A reflection of the work they’ve put in is how head coach J. Agnew described Ball State’s (4-1) fourth-place finish in the Mid-American Conference Men’s Championship this weekend. The Cardinals finished with 511.50 points, their highest point total at the MAC Championships since 2005 (571).
“I think it's a reflection of the competitors they've been all season long,” Agnew said. “No matter what's been thrown against them, they are always ready for a race. They never back down and never give up.”
In his first MAC championship meet, freshman Joey Garberick continued his record-breaking season by becoming the first Ball State individual MAC Champion since Kurtis Leer (2006). He took home first place honors in the 100 breaststroke, with a program-record time of 53.99. Garerbick’s performance made him only the second swimmer in Ball State history (Steve Byrne, 1979) to win the 100 breaststroke at the MAC Championship.
Garberick’s impact did not stop there. He joined the sophomore trio of Bryce Handshoe, Jack Wolfred and Jared Holder to produce another program record time of 1:29.44, finishing third in the 200 medley relay. Garberick also earned a bronze medal Saturday evening in the 200 breaststroke with a personal best 1:58.41.
“They show up and compete, day in and day out,” Agnew said. “I've seen them work tirelessly throughout the year, and to see them standing tall on that top podium is awesome to see.”
Junior diver Hunter Ongay joined Garberick as the second Cardinal to secure an individual championship for the first time in 15 years. After placing second on the 1-meter diving board Thursday evening (298.55), Ongay returned to action Saturday with a 310.55 score on the 3-meter diving board. This score put him 20 points ahead of second place in route to his first gold medal.
“None of that would have happened without our assistant coaches,” Agnew said. “Our diving coach Jake Brehmer did an amazing job with Hunter this year, and my assistant coach Chris Bals put a lot of time in with our breastrokers. Those guys have been a driving force behind the performances.”
Five different Cardinals who competed Thursday placed in the top eight of their individual events, including three divers. On Friday alone, Ball State broke seven program records.
“I think the whole team walked into this meet with a lot of confidence,” Agnew said. “They worked incredibly hard all season, and we got to see the gains that they made in practice all year long. When we came here, we expected to swim fast and compete hard.”
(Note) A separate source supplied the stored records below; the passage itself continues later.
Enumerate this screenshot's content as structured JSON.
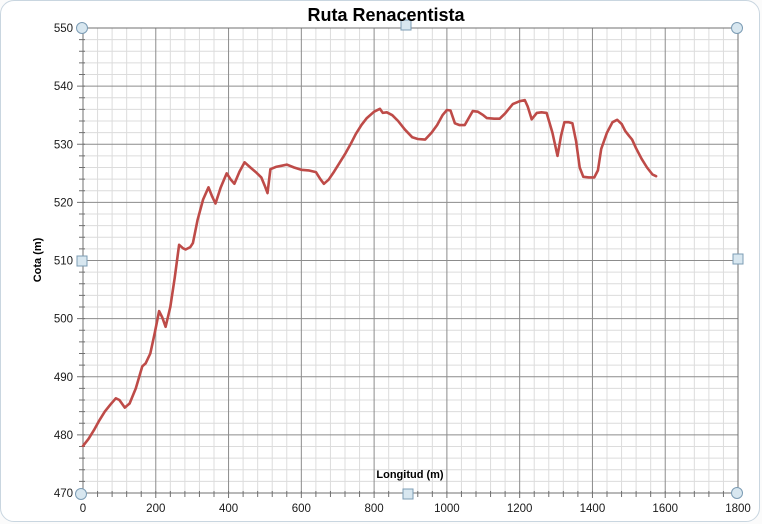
{
  "window": {
    "background": "#ffffff",
    "border_color": "#c9d6e0",
    "state": "chart-object-selected"
  },
  "chart_data": {
    "type": "line",
    "title": "Ruta Renacentista",
    "xlabel": "Longitud (m)",
    "ylabel": "Cota (m)",
    "xlim": [
      0,
      1800
    ],
    "ylim": [
      470,
      550
    ],
    "x_major_step": 200,
    "x_minor_step": 40,
    "y_major_step": 10,
    "y_minor_step": 2,
    "grid": "major+minor",
    "legend_position": "none",
    "series": [
      {
        "name": "Cota",
        "color": "#be4b48",
        "points": [
          [
            0,
            478.1
          ],
          [
            15,
            479.3
          ],
          [
            30,
            480.8
          ],
          [
            45,
            482.5
          ],
          [
            60,
            484.0
          ],
          [
            75,
            485.2
          ],
          [
            90,
            486.3
          ],
          [
            100,
            486.0
          ],
          [
            115,
            484.7
          ],
          [
            128,
            485.4
          ],
          [
            145,
            488.0
          ],
          [
            163,
            491.8
          ],
          [
            172,
            492.3
          ],
          [
            185,
            494.0
          ],
          [
            197,
            497.5
          ],
          [
            209,
            501.3
          ],
          [
            218,
            500.2
          ],
          [
            227,
            498.6
          ],
          [
            240,
            502.0
          ],
          [
            252,
            507.0
          ],
          [
            264,
            512.7
          ],
          [
            275,
            512.1
          ],
          [
            282,
            511.9
          ],
          [
            295,
            512.3
          ],
          [
            302,
            513.0
          ],
          [
            315,
            517.0
          ],
          [
            330,
            520.5
          ],
          [
            345,
            522.6
          ],
          [
            355,
            521.0
          ],
          [
            364,
            519.8
          ],
          [
            378,
            522.5
          ],
          [
            395,
            525.0
          ],
          [
            405,
            524.0
          ],
          [
            416,
            523.2
          ],
          [
            430,
            525.3
          ],
          [
            444,
            526.9
          ],
          [
            460,
            526.0
          ],
          [
            475,
            525.2
          ],
          [
            490,
            524.3
          ],
          [
            500,
            522.8
          ],
          [
            507,
            521.6
          ],
          [
            515,
            525.7
          ],
          [
            530,
            526.1
          ],
          [
            545,
            526.3
          ],
          [
            560,
            526.5
          ],
          [
            580,
            526.0
          ],
          [
            600,
            525.6
          ],
          [
            620,
            525.5
          ],
          [
            640,
            525.2
          ],
          [
            652,
            524.0
          ],
          [
            662,
            523.2
          ],
          [
            675,
            523.9
          ],
          [
            690,
            525.3
          ],
          [
            705,
            526.8
          ],
          [
            720,
            528.3
          ],
          [
            735,
            530.0
          ],
          [
            750,
            531.8
          ],
          [
            765,
            533.3
          ],
          [
            780,
            534.5
          ],
          [
            800,
            535.6
          ],
          [
            816,
            536.1
          ],
          [
            824,
            535.4
          ],
          [
            835,
            535.5
          ],
          [
            850,
            535.0
          ],
          [
            866,
            534.0
          ],
          [
            885,
            532.5
          ],
          [
            905,
            531.2
          ],
          [
            920,
            530.9
          ],
          [
            940,
            530.8
          ],
          [
            958,
            532.0
          ],
          [
            973,
            533.3
          ],
          [
            988,
            535.0
          ],
          [
            1000,
            535.9
          ],
          [
            1010,
            535.8
          ],
          [
            1022,
            533.6
          ],
          [
            1035,
            533.3
          ],
          [
            1049,
            533.3
          ],
          [
            1060,
            534.5
          ],
          [
            1071,
            535.7
          ],
          [
            1085,
            535.6
          ],
          [
            1100,
            535.0
          ],
          [
            1110,
            534.5
          ],
          [
            1130,
            534.4
          ],
          [
            1145,
            534.4
          ],
          [
            1160,
            535.3
          ],
          [
            1181,
            536.9
          ],
          [
            1200,
            537.4
          ],
          [
            1214,
            537.6
          ],
          [
            1222,
            536.5
          ],
          [
            1233,
            534.3
          ],
          [
            1247,
            535.4
          ],
          [
            1260,
            535.5
          ],
          [
            1274,
            535.4
          ],
          [
            1290,
            532.0
          ],
          [
            1304,
            528.0
          ],
          [
            1314,
            531.5
          ],
          [
            1323,
            533.8
          ],
          [
            1335,
            533.8
          ],
          [
            1345,
            533.6
          ],
          [
            1355,
            530.5
          ],
          [
            1365,
            526.0
          ],
          [
            1375,
            524.4
          ],
          [
            1390,
            524.3
          ],
          [
            1405,
            524.3
          ],
          [
            1415,
            525.5
          ],
          [
            1424,
            529.2
          ],
          [
            1440,
            532.0
          ],
          [
            1455,
            533.8
          ],
          [
            1468,
            534.2
          ],
          [
            1480,
            533.5
          ],
          [
            1490,
            532.3
          ],
          [
            1501,
            531.4
          ],
          [
            1509,
            530.8
          ],
          [
            1520,
            529.3
          ],
          [
            1535,
            527.5
          ],
          [
            1550,
            526.0
          ],
          [
            1565,
            524.8
          ],
          [
            1575,
            524.5
          ]
        ]
      }
    ]
  },
  "grid_colors": {
    "minor": "#dcdcdc",
    "major": "#8c8c8c",
    "axis_border": "#707070"
  },
  "selection_handles": {
    "corner_shape": "circle",
    "edge_shape": "square",
    "fill": "#d8e7f0",
    "stroke": "#7c9cb4"
  }
}
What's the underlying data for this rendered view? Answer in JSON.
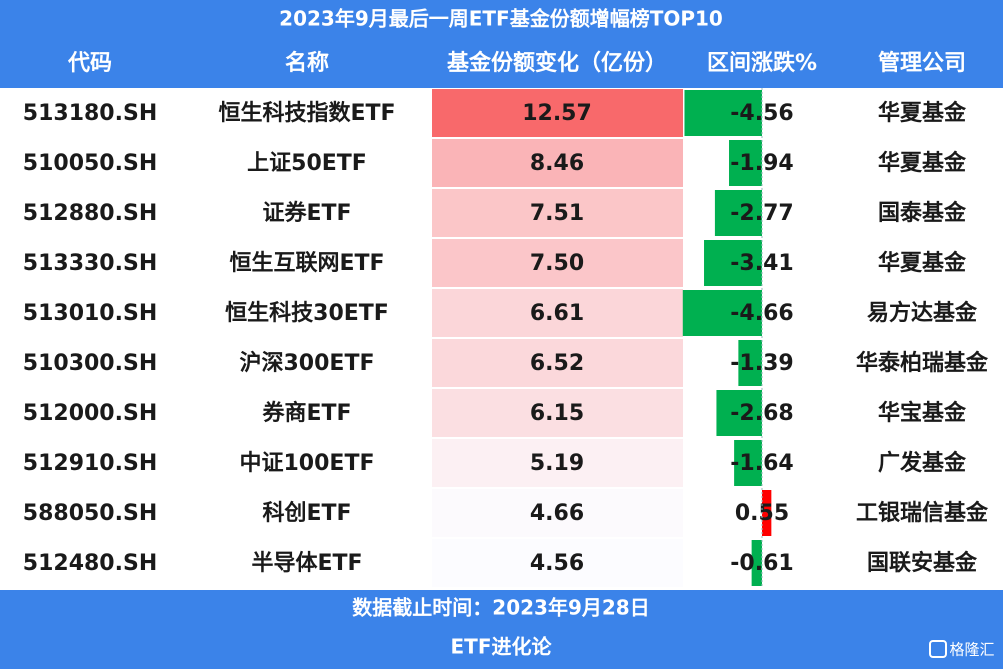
{
  "title": "2023年9月最后一周ETF基金份额增幅榜TOP10",
  "table": {
    "header": [
      "代码",
      "名称",
      "基金份额变化（亿份）",
      "区间涨跌%",
      "管理公司"
    ],
    "rows": [
      [
        "513180.SH",
        "恒生科技指数ETF",
        12.57,
        -4.56,
        "华夏基金"
      ],
      [
        "510050.SH",
        "上证50ETF",
        8.46,
        -1.94,
        "华夏基金"
      ],
      [
        "512880.SH",
        "证券ETF",
        7.51,
        -2.77,
        "国泰基金"
      ],
      [
        "513330.SH",
        "恒生互联网ETF",
        {
          "value": 7.5,
          "label": "7.50"
        },
        -3.41,
        "华夏基金"
      ],
      [
        "513010.SH",
        "恒生科技30ETF",
        6.61,
        -4.66,
        "易方达基金"
      ],
      [
        "510300.SH",
        "沪深300ETF",
        6.52,
        -1.39,
        "华泰柏瑞基金"
      ],
      [
        "512000.SH",
        "券商ETF",
        6.15,
        -2.68,
        "华宝基金"
      ],
      [
        "512910.SH",
        "中证100ETF",
        5.19,
        -1.64,
        "广发基金"
      ],
      [
        "588050.SH",
        "科创ETF",
        4.66,
        0.55,
        "工银瑞信基金"
      ],
      [
        "512480.SH",
        "半导体ETF",
        4.56,
        -0.61,
        "国联安基金"
      ]
    ]
  },
  "footer": {
    "note": "数据截止时间：2023年9月28日",
    "source": "ETF进化论"
  },
  "watermark": "格隆汇"
}
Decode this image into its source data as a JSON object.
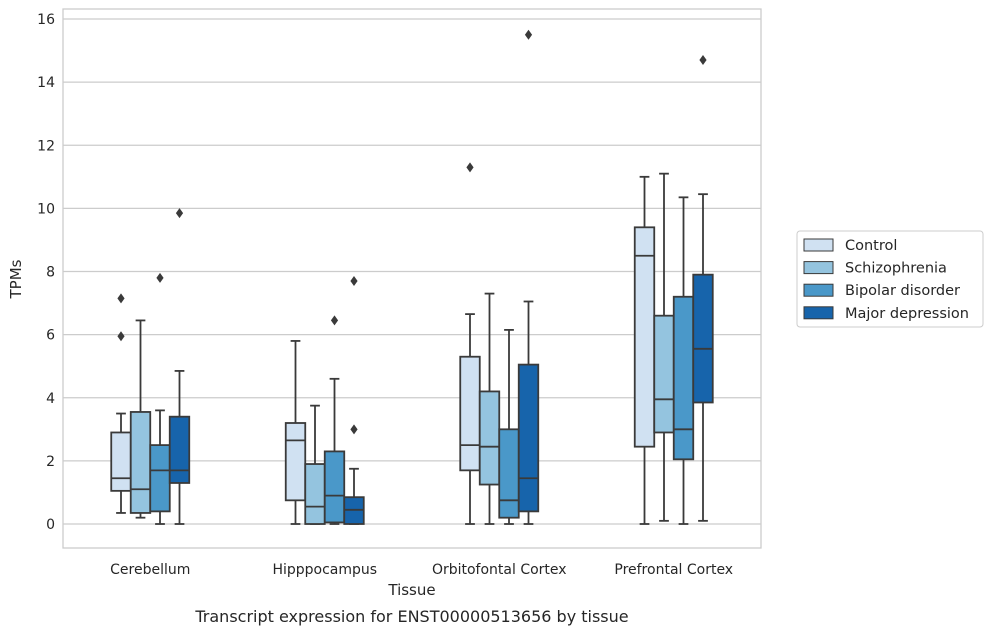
{
  "caption": "Transcript expression for ENST00000513656 by tissue",
  "chart_data": {
    "type": "box",
    "title": "",
    "xlabel": "Tissue",
    "ylabel": "TPMs",
    "ylim": [
      -0.75,
      16.3
    ],
    "yticks": [
      0,
      2,
      4,
      6,
      8,
      10,
      12,
      14,
      16
    ],
    "grid": true,
    "legend_position": "right",
    "categories": [
      "Cerebellum",
      "Hipppocampus",
      "Orbitofontal Cortex",
      "Prefrontal Cortex"
    ],
    "series": [
      {
        "name": "Control",
        "color": "#d0e1f2",
        "boxes": [
          {
            "whisker_low": 0.35,
            "q1": 1.05,
            "median": 1.45,
            "q3": 2.9,
            "whisker_high": 3.5,
            "outliers": [
              5.95,
              7.15
            ]
          },
          {
            "whisker_low": 0.0,
            "q1": 0.75,
            "median": 2.65,
            "q3": 3.2,
            "whisker_high": 5.8,
            "outliers": []
          },
          {
            "whisker_low": 0.0,
            "q1": 1.7,
            "median": 2.5,
            "q3": 5.3,
            "whisker_high": 6.65,
            "outliers": [
              11.3
            ]
          },
          {
            "whisker_low": 0.0,
            "q1": 2.45,
            "median": 8.5,
            "q3": 9.4,
            "whisker_high": 11.0,
            "outliers": []
          }
        ]
      },
      {
        "name": "Schizophrenia",
        "color": "#94c4df",
        "boxes": [
          {
            "whisker_low": 0.2,
            "q1": 0.35,
            "median": 1.1,
            "q3": 3.55,
            "whisker_high": 6.45,
            "outliers": []
          },
          {
            "whisker_low": 0.0,
            "q1": 0.0,
            "median": 0.55,
            "q3": 1.9,
            "whisker_high": 3.75,
            "outliers": []
          },
          {
            "whisker_low": 0.0,
            "q1": 1.25,
            "median": 2.45,
            "q3": 4.2,
            "whisker_high": 7.3,
            "outliers": []
          },
          {
            "whisker_low": 0.1,
            "q1": 2.9,
            "median": 3.95,
            "q3": 6.6,
            "whisker_high": 11.1,
            "outliers": []
          }
        ]
      },
      {
        "name": "Bipolar disorder",
        "color": "#4a98c9",
        "boxes": [
          {
            "whisker_low": 0.0,
            "q1": 0.4,
            "median": 1.7,
            "q3": 2.5,
            "whisker_high": 3.6,
            "outliers": [
              7.8
            ]
          },
          {
            "whisker_low": 0.0,
            "q1": 0.05,
            "median": 0.9,
            "q3": 2.3,
            "whisker_high": 4.6,
            "outliers": [
              6.45
            ]
          },
          {
            "whisker_low": 0.0,
            "q1": 0.2,
            "median": 0.75,
            "q3": 3.0,
            "whisker_high": 6.15,
            "outliers": []
          },
          {
            "whisker_low": 0.0,
            "q1": 2.05,
            "median": 3.0,
            "q3": 7.2,
            "whisker_high": 10.35,
            "outliers": []
          }
        ]
      },
      {
        "name": "Major depression",
        "color": "#1764ab",
        "boxes": [
          {
            "whisker_low": 0.0,
            "q1": 1.3,
            "median": 1.7,
            "q3": 3.4,
            "whisker_high": 4.85,
            "outliers": [
              9.85
            ]
          },
          {
            "whisker_low": 0.0,
            "q1": 0.0,
            "median": 0.45,
            "q3": 0.85,
            "whisker_high": 1.75,
            "outliers": [
              3.0,
              7.7
            ]
          },
          {
            "whisker_low": 0.0,
            "q1": 0.4,
            "median": 1.45,
            "q3": 5.05,
            "whisker_high": 7.05,
            "outliers": [
              15.5
            ]
          },
          {
            "whisker_low": 0.1,
            "q1": 3.85,
            "median": 5.55,
            "q3": 7.9,
            "whisker_high": 10.45,
            "outliers": [
              14.7
            ]
          }
        ]
      }
    ]
  }
}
Freshman Zach Zishka became the first Ball State swimmer in history to go sub -4:00 in the 400 IM (3:58:51). Holder placed fourth in the 100 backstroke with a program-record time of 48:32, while also placing fifth overall in the 200 backstroke with a time of 1:48.44 (second in school history).
Freshman Isaac Hunter captured a bronze medal for his performance on the 3-meter diving board (284.55). He also scored 260.50 on the 1-meter diving board to earn fifth place.
Garberick, Holder, Wolfred and sophomore Owen Chaye placed third in the 200 freestyle relay with a time of 1:21.09 (second in program history).
The tandem of sophomore Aiden Maurer, senior Davis Meyn, senior Drew Weeks and sophomore Landyn Reister finished with a school-record of 6:39.96 in the 800 freestyle relay.
Meyn recorded a preliminary time of 4:30.72 in the 500 freestyle, good enough for second in program history. Although he could not replicate that time in the finals (4:34.52), he still earned seventh place.
Chaye (44.73), Garbercik (45.58), Wolfred (45.40), and junior Duncan McLarty (45.51) were responsible for the second-fastest finish in the 400 free relays (3:01.22) in the last event of the weekend.
Awards were given out after Saturday's events. Hunter was named the Freshman Diver of the Year, while Ongay was given the Most Outstanding Diver Award. Holder was named to the All-MAC Second Team, while both Garberick and Ongay earned All-MAC First Team honors. Diving coach Jake Brehmer won the MAC Diving Coach of the Year. Agnew credits the Cardinals' forward mindset for their accomplishments.
“To me, it means they believe in themselves, and they believe in each other,” Agnew said. “They know that nobody's doing this by themselves. It's a team. It's a great coaching staff, with everybody pulling together and moving this program forward. By no means are we satisfied. We're all ready to take the next step this upcoming summer and next year.”